Saab Closes the Factory Chapter: Final Cars Find New Owners
nyheter.klaravik.se
Seven of the last Saab and NEVS cars left at the Trollhättan factory have gone under the hammer at Klaravik, fetching over one million Swedish kronor combined.
Sweden has seen the symbolic sell-off of the last Saab cars still kept on the factory site in Trollhättan. Following the Klaravik auction, seven vehicles went under the hammer — three Saabs and four NEVS. The combined total topped one million Swedish kronor, roughly €95,000.

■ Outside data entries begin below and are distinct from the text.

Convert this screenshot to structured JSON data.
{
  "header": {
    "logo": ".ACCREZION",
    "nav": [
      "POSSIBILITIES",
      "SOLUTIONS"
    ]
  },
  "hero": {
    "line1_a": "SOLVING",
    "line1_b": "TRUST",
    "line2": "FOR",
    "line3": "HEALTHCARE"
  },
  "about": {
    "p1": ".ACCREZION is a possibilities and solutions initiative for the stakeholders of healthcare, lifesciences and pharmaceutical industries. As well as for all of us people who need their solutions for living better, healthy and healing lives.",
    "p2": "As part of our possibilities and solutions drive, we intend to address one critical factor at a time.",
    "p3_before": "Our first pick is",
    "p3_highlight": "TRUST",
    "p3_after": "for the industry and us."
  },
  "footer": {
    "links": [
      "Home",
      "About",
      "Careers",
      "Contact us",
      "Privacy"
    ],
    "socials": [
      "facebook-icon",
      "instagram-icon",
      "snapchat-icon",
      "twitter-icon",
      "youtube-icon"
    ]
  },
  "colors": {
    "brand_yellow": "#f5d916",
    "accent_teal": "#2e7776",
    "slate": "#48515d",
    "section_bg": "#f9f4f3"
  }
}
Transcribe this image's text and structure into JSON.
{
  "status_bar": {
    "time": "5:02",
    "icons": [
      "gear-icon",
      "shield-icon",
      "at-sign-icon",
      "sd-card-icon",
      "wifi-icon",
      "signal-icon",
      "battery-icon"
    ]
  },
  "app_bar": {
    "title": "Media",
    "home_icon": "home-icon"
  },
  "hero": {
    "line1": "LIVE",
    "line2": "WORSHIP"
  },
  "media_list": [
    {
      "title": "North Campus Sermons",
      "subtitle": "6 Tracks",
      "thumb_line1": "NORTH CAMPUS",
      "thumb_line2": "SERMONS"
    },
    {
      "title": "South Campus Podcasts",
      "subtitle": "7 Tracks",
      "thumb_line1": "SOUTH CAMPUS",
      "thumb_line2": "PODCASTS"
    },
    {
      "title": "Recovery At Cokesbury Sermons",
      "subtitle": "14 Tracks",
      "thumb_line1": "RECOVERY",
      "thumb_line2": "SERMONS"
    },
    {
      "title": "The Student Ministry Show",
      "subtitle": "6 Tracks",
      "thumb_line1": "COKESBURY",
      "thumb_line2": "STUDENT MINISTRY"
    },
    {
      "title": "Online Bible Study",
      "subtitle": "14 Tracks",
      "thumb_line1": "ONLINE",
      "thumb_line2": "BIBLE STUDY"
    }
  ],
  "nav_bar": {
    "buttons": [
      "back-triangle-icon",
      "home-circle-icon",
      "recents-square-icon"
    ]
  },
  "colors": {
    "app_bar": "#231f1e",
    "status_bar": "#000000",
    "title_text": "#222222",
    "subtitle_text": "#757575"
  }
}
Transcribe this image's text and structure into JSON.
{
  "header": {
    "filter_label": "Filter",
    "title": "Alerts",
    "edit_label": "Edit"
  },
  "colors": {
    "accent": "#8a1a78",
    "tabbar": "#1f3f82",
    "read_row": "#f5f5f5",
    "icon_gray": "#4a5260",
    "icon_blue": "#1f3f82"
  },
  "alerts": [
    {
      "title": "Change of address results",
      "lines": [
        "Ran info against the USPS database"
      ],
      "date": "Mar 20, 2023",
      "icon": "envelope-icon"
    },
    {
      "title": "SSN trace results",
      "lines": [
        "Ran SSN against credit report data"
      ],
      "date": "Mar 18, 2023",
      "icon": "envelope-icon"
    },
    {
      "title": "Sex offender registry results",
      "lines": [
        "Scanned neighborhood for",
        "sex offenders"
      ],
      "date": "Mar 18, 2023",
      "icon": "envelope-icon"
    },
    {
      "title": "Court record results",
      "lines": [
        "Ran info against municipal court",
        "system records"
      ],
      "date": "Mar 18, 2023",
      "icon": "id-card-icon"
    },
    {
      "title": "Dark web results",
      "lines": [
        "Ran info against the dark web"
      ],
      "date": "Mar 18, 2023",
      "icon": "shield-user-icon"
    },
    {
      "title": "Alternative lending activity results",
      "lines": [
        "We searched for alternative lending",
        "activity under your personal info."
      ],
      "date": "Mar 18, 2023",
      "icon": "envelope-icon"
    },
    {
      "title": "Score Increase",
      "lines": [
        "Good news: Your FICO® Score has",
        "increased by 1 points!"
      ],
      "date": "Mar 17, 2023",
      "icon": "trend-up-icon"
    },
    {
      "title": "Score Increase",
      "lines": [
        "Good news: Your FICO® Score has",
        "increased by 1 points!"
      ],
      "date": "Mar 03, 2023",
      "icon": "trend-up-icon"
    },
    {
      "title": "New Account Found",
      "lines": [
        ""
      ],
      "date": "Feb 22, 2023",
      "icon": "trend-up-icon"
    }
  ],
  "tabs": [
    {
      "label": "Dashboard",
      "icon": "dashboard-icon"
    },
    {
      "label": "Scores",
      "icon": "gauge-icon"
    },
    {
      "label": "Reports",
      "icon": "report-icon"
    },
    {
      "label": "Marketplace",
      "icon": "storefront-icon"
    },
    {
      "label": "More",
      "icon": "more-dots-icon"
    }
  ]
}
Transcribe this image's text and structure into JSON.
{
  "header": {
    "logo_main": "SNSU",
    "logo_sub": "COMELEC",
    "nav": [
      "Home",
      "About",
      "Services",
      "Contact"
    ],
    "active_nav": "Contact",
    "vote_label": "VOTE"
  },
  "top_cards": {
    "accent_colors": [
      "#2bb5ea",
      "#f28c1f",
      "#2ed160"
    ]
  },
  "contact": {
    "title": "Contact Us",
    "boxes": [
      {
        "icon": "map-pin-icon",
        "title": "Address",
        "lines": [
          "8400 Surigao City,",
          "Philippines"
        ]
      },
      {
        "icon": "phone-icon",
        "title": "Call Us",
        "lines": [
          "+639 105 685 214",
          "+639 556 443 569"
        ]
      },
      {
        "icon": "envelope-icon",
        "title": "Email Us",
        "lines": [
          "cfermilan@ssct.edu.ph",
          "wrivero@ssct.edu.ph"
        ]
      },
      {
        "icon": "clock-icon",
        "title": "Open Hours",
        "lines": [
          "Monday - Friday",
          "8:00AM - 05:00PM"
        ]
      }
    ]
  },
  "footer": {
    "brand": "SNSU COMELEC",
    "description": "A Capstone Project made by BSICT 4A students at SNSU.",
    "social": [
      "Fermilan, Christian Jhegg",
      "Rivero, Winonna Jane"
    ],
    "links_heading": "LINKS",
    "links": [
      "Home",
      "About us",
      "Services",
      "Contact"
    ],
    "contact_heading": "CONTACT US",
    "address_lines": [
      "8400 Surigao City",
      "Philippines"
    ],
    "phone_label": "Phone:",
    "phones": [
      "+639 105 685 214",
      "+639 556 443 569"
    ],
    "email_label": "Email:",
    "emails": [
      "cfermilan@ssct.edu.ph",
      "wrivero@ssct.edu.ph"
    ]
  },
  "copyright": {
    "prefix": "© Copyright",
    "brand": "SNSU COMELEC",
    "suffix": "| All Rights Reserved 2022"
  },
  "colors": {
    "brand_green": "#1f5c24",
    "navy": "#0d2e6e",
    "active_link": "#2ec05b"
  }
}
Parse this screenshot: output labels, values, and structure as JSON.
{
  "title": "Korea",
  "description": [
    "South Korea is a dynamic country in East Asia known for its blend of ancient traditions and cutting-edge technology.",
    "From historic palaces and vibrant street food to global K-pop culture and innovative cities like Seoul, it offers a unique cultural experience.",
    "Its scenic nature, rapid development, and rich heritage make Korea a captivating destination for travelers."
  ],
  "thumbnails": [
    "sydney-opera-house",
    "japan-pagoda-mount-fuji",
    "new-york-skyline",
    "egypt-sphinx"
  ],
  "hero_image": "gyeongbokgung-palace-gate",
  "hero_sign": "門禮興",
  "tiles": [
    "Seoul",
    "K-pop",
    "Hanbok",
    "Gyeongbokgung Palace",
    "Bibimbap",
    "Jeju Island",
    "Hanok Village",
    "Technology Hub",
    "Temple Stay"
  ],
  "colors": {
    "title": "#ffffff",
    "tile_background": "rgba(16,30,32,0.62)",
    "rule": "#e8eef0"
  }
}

These cars matter less as transport and more as a piece of the brand’s history. Saab Automobile went bankrupt back in 2011, after which the assets passed to National Electric Vehicle Sweden. NEVS tried to keep the 9-3 alive and to develop electric projects, but a full revival of the brand never happened. Now the last vehicles stored at the plant have left Trollhättan and gone on to private owners.
The final trio of Saabs are 9-3 Aero cars from the 2014 model year with low chassis numbers — among the very last mass-produced Saabs ever built. They sold for 142,000, 159,000 and 177,000 kronor. Alongside them, the auction featured electric and experimental NEVS prototypes: a 9-3 EV built in China but engineered in Trollhättan, an autonomous test car fitted with lidar and cameras, an experimental all-wheel-drive vehicle with in-wheel motors, and an electric car with a range extender.
The strongest result came from a working NEVS 9-3 EV from 2018, which sold for 252,000 kronor. The petrol-powered Saab 9-3s with factory history also drew serious interest and saw active bidding right down to the wire.
The auction marked the final chapter for the plant where Saabs were built for decades. Klaravik called the sale a historic event: more than 75 years have passed since the first mass-produced Saab rolled out of Trollhättan, and now the last factory cars are heading to new owners.